The Mitsui & Co. Environment Fund

Introduction to Grant Projects

Kintaro Club (with participation from the Mitsui & Co. Hokuriku Branch)

Protecting Toyama's forests by creating an environment for the co-existence of humans and forests

Activity grant

Project Description

70% of the Toyama city area is forested, and these forests provide a source of nutrients for Toyama Bay. However, they are falling into disrepair due to the aging of the forest working population and other factors, and there are growing concerns regarding the danger of sediment discharge and a reduction of water recharging functions. This project will collaborate with the government to maintain woodland and bamboo groves, and build model regenerated forests where humans can co-exist easily with wild flora and fauna, based on the principle of 'a healthy environment for people and forest'. This process will also involve training woodland leaders and community building in partnership with local and regional groups. The Mitsui & Co. Hokuriku Branch will participate in the project by providing advice to the management committee, and joining activities such as forest maintenance work, forest surveying, and investigating driftwood damage. The Hokuriku Branch will also facilitate a partnership between Kanazawa University's Noto Peninsula Satoyama Satoumi Nature School, a recipient of a Mitsui & Co. Environment Fund grant in 2006, and universities and local goverment in Toyama, with the aim of implementing integrated woodland restoration activities for the Toyama Bay area, including Toyama and the Noto Peninsula.

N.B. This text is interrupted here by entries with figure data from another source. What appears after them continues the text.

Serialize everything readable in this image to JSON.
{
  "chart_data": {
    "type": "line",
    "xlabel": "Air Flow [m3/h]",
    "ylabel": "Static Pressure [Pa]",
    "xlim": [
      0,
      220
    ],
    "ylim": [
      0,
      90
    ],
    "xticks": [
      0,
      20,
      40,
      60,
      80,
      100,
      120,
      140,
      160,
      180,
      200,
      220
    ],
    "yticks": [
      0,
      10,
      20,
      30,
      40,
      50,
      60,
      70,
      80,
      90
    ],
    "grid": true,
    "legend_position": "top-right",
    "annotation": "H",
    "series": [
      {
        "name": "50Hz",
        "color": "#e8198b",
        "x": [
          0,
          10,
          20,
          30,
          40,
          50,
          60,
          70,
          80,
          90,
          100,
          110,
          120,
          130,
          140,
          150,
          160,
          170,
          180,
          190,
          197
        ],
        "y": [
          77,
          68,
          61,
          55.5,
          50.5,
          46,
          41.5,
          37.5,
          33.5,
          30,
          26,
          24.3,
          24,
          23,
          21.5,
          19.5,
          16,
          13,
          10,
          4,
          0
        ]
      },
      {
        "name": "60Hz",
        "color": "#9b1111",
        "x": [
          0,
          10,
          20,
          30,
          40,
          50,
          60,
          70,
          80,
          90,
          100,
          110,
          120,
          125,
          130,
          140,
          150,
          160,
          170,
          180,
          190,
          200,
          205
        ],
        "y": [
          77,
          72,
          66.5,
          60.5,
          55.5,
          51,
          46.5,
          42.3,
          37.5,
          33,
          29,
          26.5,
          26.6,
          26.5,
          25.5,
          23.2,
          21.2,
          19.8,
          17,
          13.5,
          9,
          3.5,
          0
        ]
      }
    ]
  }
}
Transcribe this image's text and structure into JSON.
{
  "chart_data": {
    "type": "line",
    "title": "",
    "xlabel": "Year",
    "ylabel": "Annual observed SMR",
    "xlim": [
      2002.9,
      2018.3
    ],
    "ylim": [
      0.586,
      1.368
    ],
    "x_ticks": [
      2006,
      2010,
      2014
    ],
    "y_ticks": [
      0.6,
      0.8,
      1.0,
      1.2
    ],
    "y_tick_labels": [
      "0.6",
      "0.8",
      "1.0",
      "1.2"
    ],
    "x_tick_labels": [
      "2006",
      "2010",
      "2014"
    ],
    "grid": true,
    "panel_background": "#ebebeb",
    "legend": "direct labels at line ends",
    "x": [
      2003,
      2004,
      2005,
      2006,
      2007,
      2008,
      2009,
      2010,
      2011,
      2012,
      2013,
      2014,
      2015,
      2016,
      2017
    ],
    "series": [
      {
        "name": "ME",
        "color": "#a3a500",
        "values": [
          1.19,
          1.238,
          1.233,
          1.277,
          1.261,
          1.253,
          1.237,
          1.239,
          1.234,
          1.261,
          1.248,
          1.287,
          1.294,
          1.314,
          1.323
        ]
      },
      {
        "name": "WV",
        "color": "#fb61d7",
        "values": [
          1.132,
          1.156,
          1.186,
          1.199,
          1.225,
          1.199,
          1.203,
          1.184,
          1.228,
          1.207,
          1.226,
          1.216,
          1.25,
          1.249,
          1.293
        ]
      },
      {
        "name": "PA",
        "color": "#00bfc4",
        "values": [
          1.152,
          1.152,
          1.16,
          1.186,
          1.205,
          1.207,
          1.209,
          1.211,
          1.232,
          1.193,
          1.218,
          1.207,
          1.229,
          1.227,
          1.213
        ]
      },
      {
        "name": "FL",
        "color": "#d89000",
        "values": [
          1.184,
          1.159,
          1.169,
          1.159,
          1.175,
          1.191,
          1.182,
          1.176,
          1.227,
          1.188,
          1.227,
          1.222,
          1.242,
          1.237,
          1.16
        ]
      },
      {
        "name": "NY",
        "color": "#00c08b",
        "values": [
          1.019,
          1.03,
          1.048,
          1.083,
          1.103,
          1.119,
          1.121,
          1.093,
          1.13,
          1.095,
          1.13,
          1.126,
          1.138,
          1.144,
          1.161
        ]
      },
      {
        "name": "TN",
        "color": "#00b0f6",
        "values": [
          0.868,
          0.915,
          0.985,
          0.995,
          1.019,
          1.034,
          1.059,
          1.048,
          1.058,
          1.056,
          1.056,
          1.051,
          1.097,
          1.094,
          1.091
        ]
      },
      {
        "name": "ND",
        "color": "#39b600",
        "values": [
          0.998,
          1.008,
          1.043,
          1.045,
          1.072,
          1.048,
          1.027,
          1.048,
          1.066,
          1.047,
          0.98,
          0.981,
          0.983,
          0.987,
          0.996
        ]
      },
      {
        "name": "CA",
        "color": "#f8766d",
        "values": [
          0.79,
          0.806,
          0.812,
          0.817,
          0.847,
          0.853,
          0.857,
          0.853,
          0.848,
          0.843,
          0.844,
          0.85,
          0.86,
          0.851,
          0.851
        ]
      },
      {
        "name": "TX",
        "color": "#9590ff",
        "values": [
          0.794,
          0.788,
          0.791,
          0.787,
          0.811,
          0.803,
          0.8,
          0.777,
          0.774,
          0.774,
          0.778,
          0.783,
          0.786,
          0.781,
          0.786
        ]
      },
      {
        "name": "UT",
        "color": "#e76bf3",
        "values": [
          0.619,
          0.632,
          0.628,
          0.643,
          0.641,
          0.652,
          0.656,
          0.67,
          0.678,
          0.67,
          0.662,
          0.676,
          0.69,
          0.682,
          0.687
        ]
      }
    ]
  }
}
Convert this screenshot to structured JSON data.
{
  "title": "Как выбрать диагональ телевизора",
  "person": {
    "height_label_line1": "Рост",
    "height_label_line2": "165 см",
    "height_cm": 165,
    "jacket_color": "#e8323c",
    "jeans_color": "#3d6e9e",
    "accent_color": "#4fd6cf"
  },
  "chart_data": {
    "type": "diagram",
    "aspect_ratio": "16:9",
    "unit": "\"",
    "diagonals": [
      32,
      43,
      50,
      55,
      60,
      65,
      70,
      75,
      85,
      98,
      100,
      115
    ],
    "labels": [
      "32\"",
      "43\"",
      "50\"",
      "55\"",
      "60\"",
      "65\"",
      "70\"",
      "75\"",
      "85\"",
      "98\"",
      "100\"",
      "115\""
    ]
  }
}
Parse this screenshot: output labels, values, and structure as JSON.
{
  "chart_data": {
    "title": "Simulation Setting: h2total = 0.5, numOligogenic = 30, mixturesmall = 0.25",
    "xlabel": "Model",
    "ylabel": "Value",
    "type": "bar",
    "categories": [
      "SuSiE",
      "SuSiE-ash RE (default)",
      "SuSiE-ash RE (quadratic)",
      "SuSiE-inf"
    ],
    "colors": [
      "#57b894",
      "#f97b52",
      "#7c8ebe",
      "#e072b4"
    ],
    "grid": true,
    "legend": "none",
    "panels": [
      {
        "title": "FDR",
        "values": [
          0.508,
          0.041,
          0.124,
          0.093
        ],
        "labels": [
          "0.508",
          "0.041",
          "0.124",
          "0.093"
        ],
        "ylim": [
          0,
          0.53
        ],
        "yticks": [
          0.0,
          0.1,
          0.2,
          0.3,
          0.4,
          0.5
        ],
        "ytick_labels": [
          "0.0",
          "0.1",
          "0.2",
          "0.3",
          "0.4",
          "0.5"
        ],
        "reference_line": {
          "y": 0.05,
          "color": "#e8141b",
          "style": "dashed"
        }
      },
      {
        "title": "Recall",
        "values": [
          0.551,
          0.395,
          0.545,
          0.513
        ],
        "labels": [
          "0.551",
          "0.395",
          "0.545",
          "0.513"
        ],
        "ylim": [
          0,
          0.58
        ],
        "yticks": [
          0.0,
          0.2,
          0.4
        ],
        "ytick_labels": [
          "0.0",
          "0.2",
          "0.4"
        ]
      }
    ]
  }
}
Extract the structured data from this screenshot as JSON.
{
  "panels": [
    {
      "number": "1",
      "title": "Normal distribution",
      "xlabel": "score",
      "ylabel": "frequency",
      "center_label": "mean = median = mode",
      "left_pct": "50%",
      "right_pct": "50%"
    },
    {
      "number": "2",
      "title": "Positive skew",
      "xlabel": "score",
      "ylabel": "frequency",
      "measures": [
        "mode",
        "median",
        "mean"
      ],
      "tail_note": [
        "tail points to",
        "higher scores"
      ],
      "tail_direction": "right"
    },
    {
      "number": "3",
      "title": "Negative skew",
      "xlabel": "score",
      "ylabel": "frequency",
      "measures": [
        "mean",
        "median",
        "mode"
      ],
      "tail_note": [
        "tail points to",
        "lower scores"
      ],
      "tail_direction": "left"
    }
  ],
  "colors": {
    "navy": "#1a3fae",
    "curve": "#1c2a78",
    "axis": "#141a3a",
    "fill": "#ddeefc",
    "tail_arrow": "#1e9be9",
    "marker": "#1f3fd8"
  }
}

Preservation of surface soil and forestsPreservation of biodiversity and ecosystem
Grant year
FY2007 Activity Grants
Grant term
3 years
April 2008 - March 2011
Grant amount
21,000,000 yen
Activity region
Forest areas of Toyama (Toyama city, Oyama, Yatsuo, Osawano, others), Toyama Prefecture, Japan
Maintaining broadleaf forest in Toyama together with local junior high school students

Overview of the Organization

Tokuso Saito (President of Toyama University), Chairman
Tokuso Saito (President of Toyama University), Chairman
Establishment purpose
If forests fall into ruin, so will cities. Kintaro Club aims to restore local woodland and build a sustainable circulation of people, goods, and information that will link forests to towns. It also works to cultivate healthy forests, individuals, and towns to contribute to the creation of Toyama city and forests that we can be proud to pass into to the care of future generations.
Main area of activity
Forest areas of Toyama (Toyama city, Oyama, Yatsuo, Osawano, others), Toyama Prefecture, Japan
2 full-time staff members, 1 part-time staff members, 793 full members
Annual operating budget
10.53 million yen in 2006, 8.96 million yen in 2007
Recent activities
  • (1) Advocating and advancing sustainable woodland regeneration.
  • (2) Cultivating individuals who can learn, understand, and work for the forests, and urging a greater appreciation of forests.
  • (3) Researching ways of using forest resources and supporting their implementation.
  • (4) Providing information that helps connect people with forests through a website and the publication of newsletters and periodicals.
  • (5) Buiding a network of people and government agencies working to restore woodland and supporting community building.